平成25年6月25日、第九管区海上保安本部と金沢海上保安部は、前年に離岸流(沖へ向かう流れ)によるものと思われる遊泳者の人身事故が多発した海水浴場で、離岸流調査、潜水士による漂流実態調査、報道関係者による離岸流体験を実施しました。

当日は、最初にシーマーカーとブイを使用して、離岸流の向きや速さを調査し、次に潜水士が海に入り、自ら離岸流に流されることで、離岸流の実態調査を行いました。

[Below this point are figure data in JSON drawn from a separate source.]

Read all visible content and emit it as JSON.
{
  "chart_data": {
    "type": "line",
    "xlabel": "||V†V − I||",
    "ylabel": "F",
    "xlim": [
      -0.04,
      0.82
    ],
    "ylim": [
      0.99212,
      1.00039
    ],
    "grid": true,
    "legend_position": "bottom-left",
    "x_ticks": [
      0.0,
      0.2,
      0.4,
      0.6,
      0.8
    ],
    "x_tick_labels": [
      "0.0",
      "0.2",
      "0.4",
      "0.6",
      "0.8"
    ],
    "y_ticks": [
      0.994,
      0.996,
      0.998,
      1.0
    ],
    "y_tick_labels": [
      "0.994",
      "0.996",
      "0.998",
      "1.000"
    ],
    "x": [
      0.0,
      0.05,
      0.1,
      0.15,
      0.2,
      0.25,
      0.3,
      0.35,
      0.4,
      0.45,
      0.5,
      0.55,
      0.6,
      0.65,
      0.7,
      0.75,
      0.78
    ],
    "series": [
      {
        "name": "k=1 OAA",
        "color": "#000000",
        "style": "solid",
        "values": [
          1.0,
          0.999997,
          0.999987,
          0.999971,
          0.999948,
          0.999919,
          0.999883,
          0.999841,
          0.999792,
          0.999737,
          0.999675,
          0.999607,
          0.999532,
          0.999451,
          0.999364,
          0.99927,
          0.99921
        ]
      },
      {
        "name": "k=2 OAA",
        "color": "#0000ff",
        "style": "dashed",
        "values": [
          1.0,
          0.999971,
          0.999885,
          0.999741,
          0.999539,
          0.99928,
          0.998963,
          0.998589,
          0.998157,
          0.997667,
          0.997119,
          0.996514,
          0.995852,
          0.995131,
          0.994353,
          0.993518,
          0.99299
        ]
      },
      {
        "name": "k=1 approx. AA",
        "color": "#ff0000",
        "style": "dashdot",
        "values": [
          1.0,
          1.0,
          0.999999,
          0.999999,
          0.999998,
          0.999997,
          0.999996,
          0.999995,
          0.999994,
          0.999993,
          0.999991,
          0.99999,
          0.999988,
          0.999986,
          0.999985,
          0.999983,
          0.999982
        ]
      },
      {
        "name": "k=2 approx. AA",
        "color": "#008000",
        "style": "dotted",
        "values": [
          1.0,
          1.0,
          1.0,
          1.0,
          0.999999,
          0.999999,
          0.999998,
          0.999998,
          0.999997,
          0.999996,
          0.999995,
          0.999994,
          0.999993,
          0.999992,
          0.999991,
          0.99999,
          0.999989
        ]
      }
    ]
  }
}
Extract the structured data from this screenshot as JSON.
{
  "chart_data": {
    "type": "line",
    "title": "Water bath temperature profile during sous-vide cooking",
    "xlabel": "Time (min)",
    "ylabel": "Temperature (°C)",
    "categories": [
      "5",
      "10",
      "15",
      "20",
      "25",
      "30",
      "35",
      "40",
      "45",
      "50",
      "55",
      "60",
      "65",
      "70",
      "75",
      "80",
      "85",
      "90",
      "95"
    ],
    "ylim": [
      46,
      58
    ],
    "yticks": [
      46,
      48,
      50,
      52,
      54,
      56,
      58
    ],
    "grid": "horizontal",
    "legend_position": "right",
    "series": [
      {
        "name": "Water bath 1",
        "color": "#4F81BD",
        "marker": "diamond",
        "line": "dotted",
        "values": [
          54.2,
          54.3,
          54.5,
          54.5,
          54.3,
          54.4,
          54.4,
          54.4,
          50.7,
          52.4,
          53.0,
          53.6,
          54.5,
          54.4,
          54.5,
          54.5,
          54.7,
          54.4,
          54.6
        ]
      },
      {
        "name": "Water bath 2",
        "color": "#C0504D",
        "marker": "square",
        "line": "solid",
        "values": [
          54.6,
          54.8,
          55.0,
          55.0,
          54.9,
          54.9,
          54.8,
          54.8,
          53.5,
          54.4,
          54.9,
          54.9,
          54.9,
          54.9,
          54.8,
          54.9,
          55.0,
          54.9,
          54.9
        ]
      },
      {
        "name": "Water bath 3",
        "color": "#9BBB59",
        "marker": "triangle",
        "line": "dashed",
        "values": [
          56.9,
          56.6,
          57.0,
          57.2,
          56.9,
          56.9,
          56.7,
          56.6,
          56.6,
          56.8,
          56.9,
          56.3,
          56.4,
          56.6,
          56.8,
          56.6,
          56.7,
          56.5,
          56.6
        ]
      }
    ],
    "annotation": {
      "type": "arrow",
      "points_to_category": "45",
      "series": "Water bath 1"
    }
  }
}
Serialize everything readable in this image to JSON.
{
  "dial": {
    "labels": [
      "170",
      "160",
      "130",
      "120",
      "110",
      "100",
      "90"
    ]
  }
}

これらの調査を通じて、実際の離岸流を見ていただいたうえで、潜水士の付き添いを得て報道関係者の方々が、離岸流に流される体験取材を実施し、その模様を報道していただくことで、広く地域の方々に、離岸流について理解を深めていただくとともに、海浜事故の未然防止のための意識を高めていただきました。


シーマーカー・ブイを使用した離岸流調査 報道機関の方々による体験取材
シーマーカー・ブイを使用した離岸流調査 報道機関の方々による体験取材
ライフジャケットの着用推進(第五管区海上保安本部田辺海上保安部)

和歌山県西牟婁郡すさみ町には、多くの釣り人が訪れる人気の磯場が多数あります。このため、田辺海上保安部では、海上保安協会田辺支部、すさみ町と連携・協力し、海中転落事故が多く発生している磯場の近く(2箇所)に海浜事故防止啓発用の石像を設置しました。


海浜事故防止啓発用の石像

救命胴衣着用推進看板

この石像は、すさみ町のマスコットキャラクターである「イノブータン大王」をモデルとして作製したものです。

地域に親しまれている「イノブータン大王」の石像がライフジャケットを着用し、訪れる釣り人に対して、「突然の大波に注意 救命胴衣常時着用」「大波洗う熊野枯木灘 救命胴衣は あなたを守る」と呼びかけています。

田辺海上保安部では、このほかにも、紀南地区海上安全対策協議会と連携・協力して作製した田辺市ゆかりの「弁慶」姿の「救命胴衣着用推進看板」を日高町、印南町、白浜町の役場に3か月にわたって順次設置し、役場を訪れる方々に対しても救命胴衣の着用を呼びかけました。